This is what an Amish buggy equipped with a stereo system looks like. These are big speakers and can surely put out some noise:
It’s unclear if they were turned on when sheriff’s deputies pulled this buggy over in the Geauga County Amish community. The occupants of the carriage promptly ran off.
Just before 1 a.m., Trumbull County sheriff’s deputies said they saw two Amish men drinking alcohol while riding on the back of a horse and buggy.
The deputies said there was a 12-pack of Michelob Ultra on top of the buggy.
They pulled the buggy over at Donley and Mahan Parker Roads in North Bloomfield, Ohio.
Deputies said the people riding in it ran out into the trees while the horse continued down the road.
Some will find this story funny; the idea of an Amish buggy with a heavy-duty stereo system installed stir’s people’s imaginations for the obvious reasons.
Their parents and church probably won’t, though.
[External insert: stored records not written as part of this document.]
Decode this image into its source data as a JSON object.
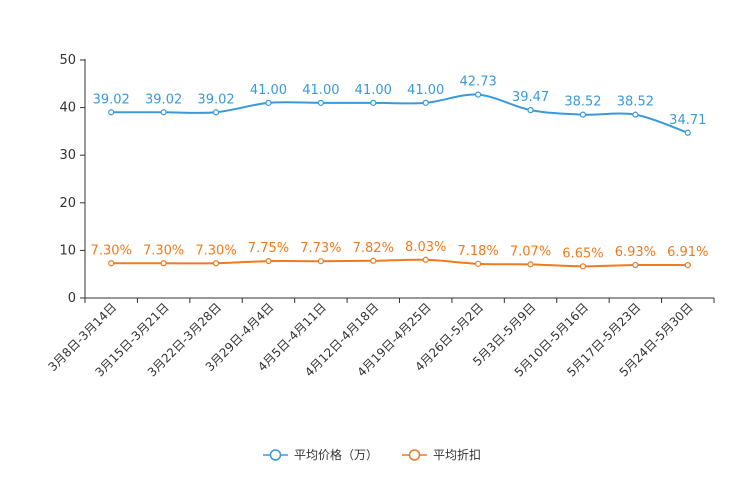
{
  "chart_data": {
    "type": "line",
    "categories": [
      "3月8日-3月14日",
      "3月15日-3月21日",
      "3月22日-3月28日",
      "3月29日-4月4日",
      "4月5日-4月11日",
      "4月12日-4月18日",
      "4月19日-4月25日",
      "4月26日-5月2日",
      "5月3日-5月9日",
      "5月10日-5月16日",
      "5月17日-5月23日",
      "5月24日-5月30日"
    ],
    "series": [
      {
        "name": "平均价格（万）",
        "color": "#3a9ad9",
        "values": [
          39.02,
          39.02,
          39.02,
          41.0,
          41.0,
          41.0,
          41.0,
          42.73,
          39.47,
          38.52,
          38.52,
          34.71
        ],
        "labels": [
          "39.02",
          "39.02",
          "39.02",
          "41.00",
          "41.00",
          "41.00",
          "41.00",
          "42.73",
          "39.47",
          "38.52",
          "38.52",
          "34.71"
        ]
      },
      {
        "name": "平均折扣",
        "color": "#f07a1e",
        "values": [
          7.3,
          7.3,
          7.3,
          7.75,
          7.73,
          7.82,
          8.03,
          7.18,
          7.07,
          6.65,
          6.93,
          6.91
        ],
        "labels": [
          "7.30%",
          "7.30%",
          "7.30%",
          "7.75%",
          "7.73%",
          "7.82%",
          "8.03%",
          "7.18%",
          "7.07%",
          "6.65%",
          "6.93%",
          "6.91%"
        ]
      }
    ],
    "yticks": [
      "0",
      "10",
      "20",
      "30",
      "40",
      "50"
    ],
    "ylim": [
      0,
      50
    ],
    "title": "",
    "xlabel": "",
    "ylabel": "",
    "legend_position": "bottom-center"
  }
}
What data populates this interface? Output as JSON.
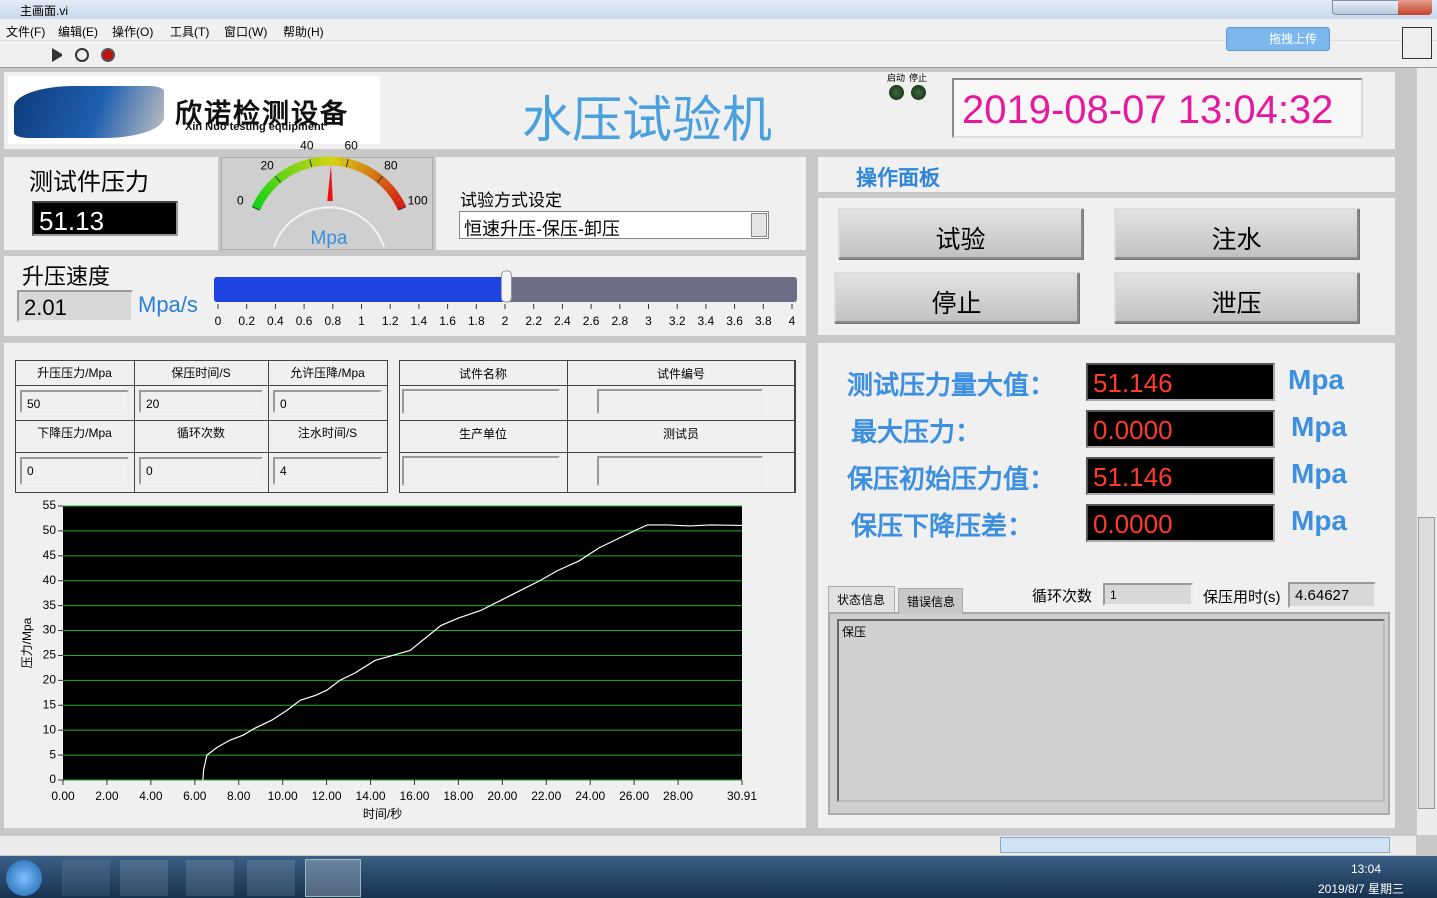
{
  "window": {
    "title": "主画面.vi",
    "menu": [
      "文件(F)",
      "编辑(E)",
      "操作(O)",
      "工具(T)",
      "窗口(W)",
      "帮助(H)"
    ],
    "upload_button": "拖拽上传"
  },
  "header": {
    "logo_text": "欣诺检测设备",
    "logo_subtext": "Xin Nuo testing equipment",
    "title": "水压试验机",
    "indicators": [
      "启动",
      "停止"
    ],
    "datetime": "2019-08-07 13:04:32"
  },
  "pressure": {
    "label": "测试件压力",
    "value": 51.13
  },
  "gauge": {
    "unit": "Mpa",
    "lim": [
      0,
      100
    ],
    "ticks": [
      0,
      20,
      40,
      60,
      80,
      100
    ]
  },
  "test_mode": {
    "label": "试验方式设定",
    "value": "恒速升压-保压-卸压"
  },
  "speed": {
    "label": "升压速度",
    "value": 2.01,
    "unit": "Mpa/s",
    "lim": [
      0,
      4
    ],
    "ticks": [
      0,
      0.2,
      0.4,
      0.6,
      0.8,
      1,
      1.2,
      1.4,
      1.6,
      1.8,
      2,
      2.2,
      2.4,
      2.6,
      2.8,
      3,
      3.2,
      3.4,
      3.6,
      3.8,
      4
    ]
  },
  "params_table": {
    "rows": [
      [
        "升压压力/Mpa",
        "保压时间/S",
        "允许压降/Mpa"
      ],
      [
        50,
        20,
        0
      ],
      [
        "下降压力/Mpa",
        "循环次数",
        "注水时间/S"
      ],
      [
        0,
        0,
        4
      ]
    ]
  },
  "info_table": {
    "rows": [
      [
        "试件名称",
        "试件编号"
      ],
      [
        "生产单位",
        "测试员"
      ]
    ]
  },
  "chart_data": {
    "type": "line",
    "x_label": "时间/秒",
    "y_label": "压力/Mpa",
    "color": "#ffffff",
    "background": "#000000",
    "grid": true,
    "grid_color": "#21b021",
    "x": [
      6.37,
      6.4,
      6.55,
      7.0,
      7.6,
      8.2,
      8.74,
      9.5,
      10.2,
      10.8,
      11.5,
      12.0,
      12.6,
      13.3,
      14.2,
      15.0,
      15.8,
      16.5,
      17.2,
      18.0,
      19.0,
      19.9,
      20.8,
      21.7,
      22.5,
      23.5,
      24.4,
      25.3,
      26.0,
      26.6,
      27.5,
      28.5,
      29.5,
      30.91
    ],
    "values": [
      0,
      2,
      5,
      6.5,
      8,
      9,
      10.4,
      12,
      14,
      16,
      17,
      18,
      20,
      21.5,
      24,
      25,
      26,
      28.5,
      31,
      32.5,
      34,
      36,
      38,
      40,
      42,
      44,
      46.6,
      48.5,
      50,
      51.2,
      51.2,
      51,
      51.2,
      51.1
    ],
    "xlim": [
      0,
      30.91
    ],
    "xticks": [
      {
        "value": 0,
        "label": "0.00"
      },
      {
        "value": 2,
        "label": "2.00"
      },
      {
        "value": 4,
        "label": "4.00"
      },
      {
        "value": 6,
        "label": "6.00"
      },
      {
        "value": 8,
        "label": "8.00"
      },
      {
        "value": 10,
        "label": "10.00"
      },
      {
        "value": 12,
        "label": "12.00"
      },
      {
        "value": 14,
        "label": "14.00"
      },
      {
        "value": 16,
        "label": "16.00"
      },
      {
        "value": 18,
        "label": "18.00"
      },
      {
        "value": 20,
        "label": "20.00"
      },
      {
        "value": 22,
        "label": "22.00"
      },
      {
        "value": 24,
        "label": "24.00"
      },
      {
        "value": 26,
        "label": "26.00"
      },
      {
        "value": 28,
        "label": "28.00"
      },
      {
        "value": 30.91,
        "label": "30.91"
      }
    ],
    "ylim": [
      0,
      55
    ],
    "yticks": [
      0,
      5,
      10,
      15,
      20,
      25,
      30,
      35,
      40,
      45,
      50,
      55
    ]
  },
  "panel": {
    "title": "操作面板",
    "buttons": [
      "试验",
      "注水",
      "停止",
      "泄压"
    ]
  },
  "readings": [
    {
      "label": "测试压力量大值：",
      "value": "51.146",
      "unit": "Mpa"
    },
    {
      "label": "最大压力：",
      "value": "0.0000",
      "unit": "Mpa"
    },
    {
      "label": "保压初始压力值：",
      "value": "51.146",
      "unit": "Mpa"
    },
    {
      "label": "保压下降压差：",
      "value": "0.0000",
      "unit": "Mpa"
    }
  ],
  "status": {
    "tabs": [
      "状态信息",
      "错误信息"
    ],
    "cycle_label": "循环次数",
    "cycle_value": "1",
    "hold_time_label": "保压用时(s)",
    "hold_time_value": "4.64627",
    "message": "保压"
  },
  "taskbar": {
    "time": "13:04",
    "date": "2019/8/7 星期三"
  }
}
These are the stories that enhance the idea of Rumspringa as a universally wild time for Amish youth, which we’ve seen Amish publicly speak out against recently.
Myths and exaggerations typically have some root in reality. Here it is fueled by public stories like this one, of buggies loaded with speakers and beer.
That said, some communities do have a stronger reputation for wild Amish youth behavior. Geauga County is one of them.
By the way, the story describes them as men. While it’s likely they are older than 18, I am assuming they are non-church-member youth or young adults given the circumstances.
The buggy was towed. Someone is caring for the horse until the owner decides to make an appearance.